Jean Hélion a pour particularité d’avoir épousé nombre de styles, de citer ses références, tout en s’appropriant un univers. Passant par le figuratif, traversant avec fulgurance l’abstraction, il reviendra à la figure avec une grande liberté, fort de ses expérimentations. Intellectuel, il cherchera dans le quotidien matière à sublimer. Il rouvre les perspectives de sa peinture, par des recensions d’objets, en utilisant ses techniques passées, dans des fresques qui sont autant de palimpsestes. L’exposition présente les diverses périodes comme autant d’intervalles de création et de perception de la société moderne. Le regard aiguisé, nous éprouvons, depuis les citrouilles jusqu’aux parapluies, aux visages et silhouettes stylisés, un monde joyeux, vif, en résonance métaphysique.

Un ardent défenseur de l’abstraction

Né en 1904 dans l’Orne, après avoir abandonné des études de chimie, Jean Hélion se tourne vers la poésie et la peinture. Pour gagner sa vie, il est dessinateur chez un architecte. Il expose à la Foire aux croûtes de Montmartre. Ses toiles sont fortes, influencées par l’œuvre de Chaïm Soutine. Des objets, comme „Trombone“ (1928, huile sur toile) ou „Nature morte au pot“ (1929, huile sur toile) portent une puissance intérieure, affirmée par la couleur, comme si tout criait. La nécessité est là. Jean Hélion est aussi un intellectuel. Et il s’agit de trouver le répertoire qui lui convient. Les rencontres seront déterminantes. Le peintre uruguayen Joaquin Torres-Garcia l’initie au cubisme, en 1921. Et en 1929, Jean Hélion fait la connaissance de Theo van Doesburg, avec lequel, entre autres, il fonde le groupe Art concret. L’année suivante, il participe à la création d’Abstraction-Création, rejoint par Robert Delaunay, Jean Arp, Piet Mondrian. Entre 1920 et 1930, Jean Hélion est un ardent défenseur de l’abstraction. Les influences sont fortes. Celle de Mondrian, par les lignes géométriques, le répertoire de la couleur, celle de Jean Arp, par des volumes qui tiennent l’espace, dans une vibration en équilibre.

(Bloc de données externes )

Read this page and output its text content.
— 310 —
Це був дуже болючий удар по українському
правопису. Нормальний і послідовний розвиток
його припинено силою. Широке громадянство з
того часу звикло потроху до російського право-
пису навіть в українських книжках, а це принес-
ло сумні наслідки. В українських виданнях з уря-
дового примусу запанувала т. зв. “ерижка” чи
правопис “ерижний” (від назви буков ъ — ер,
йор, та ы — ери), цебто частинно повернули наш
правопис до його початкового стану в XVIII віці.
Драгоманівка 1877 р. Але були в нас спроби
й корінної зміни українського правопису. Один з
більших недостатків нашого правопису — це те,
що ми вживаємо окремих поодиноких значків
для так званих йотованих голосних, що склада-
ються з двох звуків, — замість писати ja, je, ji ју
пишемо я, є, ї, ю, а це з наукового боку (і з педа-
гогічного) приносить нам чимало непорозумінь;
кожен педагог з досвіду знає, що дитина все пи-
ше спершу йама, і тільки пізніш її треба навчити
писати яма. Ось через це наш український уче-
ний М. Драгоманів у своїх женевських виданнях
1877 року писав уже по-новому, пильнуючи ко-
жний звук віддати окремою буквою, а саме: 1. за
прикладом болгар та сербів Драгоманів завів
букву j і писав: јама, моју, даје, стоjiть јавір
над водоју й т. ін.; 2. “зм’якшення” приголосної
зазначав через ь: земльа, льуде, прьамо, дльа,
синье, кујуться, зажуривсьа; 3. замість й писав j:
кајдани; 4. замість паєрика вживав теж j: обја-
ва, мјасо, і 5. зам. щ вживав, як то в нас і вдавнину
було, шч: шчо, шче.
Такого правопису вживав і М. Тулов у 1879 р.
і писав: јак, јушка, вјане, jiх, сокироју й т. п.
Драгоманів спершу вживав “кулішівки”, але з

„Nature morte à la citrouille“
„Nature morte à la citrouille“ Photo: RMN-Grand Palais/Gérard Blot; ADAGP, Paris, 2024

Jean Hélion part vivre aux Etats-Unis, en Virginie, où il devient le conseiller d’un grand collectionneur, A.E. Gallatin. Marcel Duchamp est l’un de ses amis, et il correspond avec Raymond Queneau. Jean Hélion, fort de son succès, travaille l’abstraction jusqu’aux prémices de son retour à la figure humaine. „Figure rose“ (avril-septembre 1937, huile sur toile) en est un exemple. Par une combinaison d’aplats, de volumes, de couleurs, une figure, tête penchée, apparaît. Bien entendu, nous avons des références archétypales du cubisme pour lire cette œuvre, mais en même temps, comme à chaque fois, Jean Hélion s’approprie un vocabulaire formel pour aller plus loin. Figure tombée (1939) sonne le glas de l’abstraction, avec audace et force. Une figure démantibulée git dans ses volumes épars. Ceci en écho à la guerre. Mobilisé, Jean Hélion rentre en France. Fait prisonnier, il s’évade en 1942. De retour aux Etats-Unis, son récit sur sa captivité, „They Shall Not Have Me“, connaît un grand succès. Après le décès de sa première épouse, il se marie avec Pegeen Vail, fille de Peggy Guggenheim. En 1946, il s’installe définitivement en France, à Paris.

„Figure tombée“ (1939)
„Figure tombée“ (1939) Photo: Centre Pompidou, MNAM-CCI, Dist. RMN Grand Palais/Georges Meguerditchian 

A rebours de son époque

Il faut dire que, devenu figure de proue de l’abstraction, la quittant pour la figuration, il est à rebours de son époque. On ne le comprend plus. Jean Hélion espère une meilleure réception de son œuvre en France, ce qui n’est pas évident, tant l’abstraction triomphe. Il poursuit cependant ses recherches dans la veine figurative, ramène des Etats-Unis une façon de faire, ses visages sont des raccourcis saisissants, d’une belle dextérité, un peu à la façon d’une bande dessinée. Les vitrines, avec leurs mannequins, semblent d’inspiration américaine, les citrouilles, les silhouettes masculines également, aux pantalons aux volumes traités de manière audacieuse. Sa manière de décliner la vie, telle une fresque, appartient à la fois, dans son dépouillement et sa recension d’êtres et d’objets, par sa technique, à l’ancien et au nouveau monde. Elégance, inventaire à la Prévert, mais aussi plaisir presque enfantin de donner de la couleur et des silhouettes à la vie. „Je crois que l’œuvre doit éveiller ce public, le réveiller, l’intéresser, l’amuser, lui donner du plaisir, de la joie, sans cesser d’être intérieure. Je refuse, ici comme ailleurs, la contradiction du spirituel et du matériel.“ (Jean Hélion, Mémoire de la chambre jaune, Paris, Ensba, 1999)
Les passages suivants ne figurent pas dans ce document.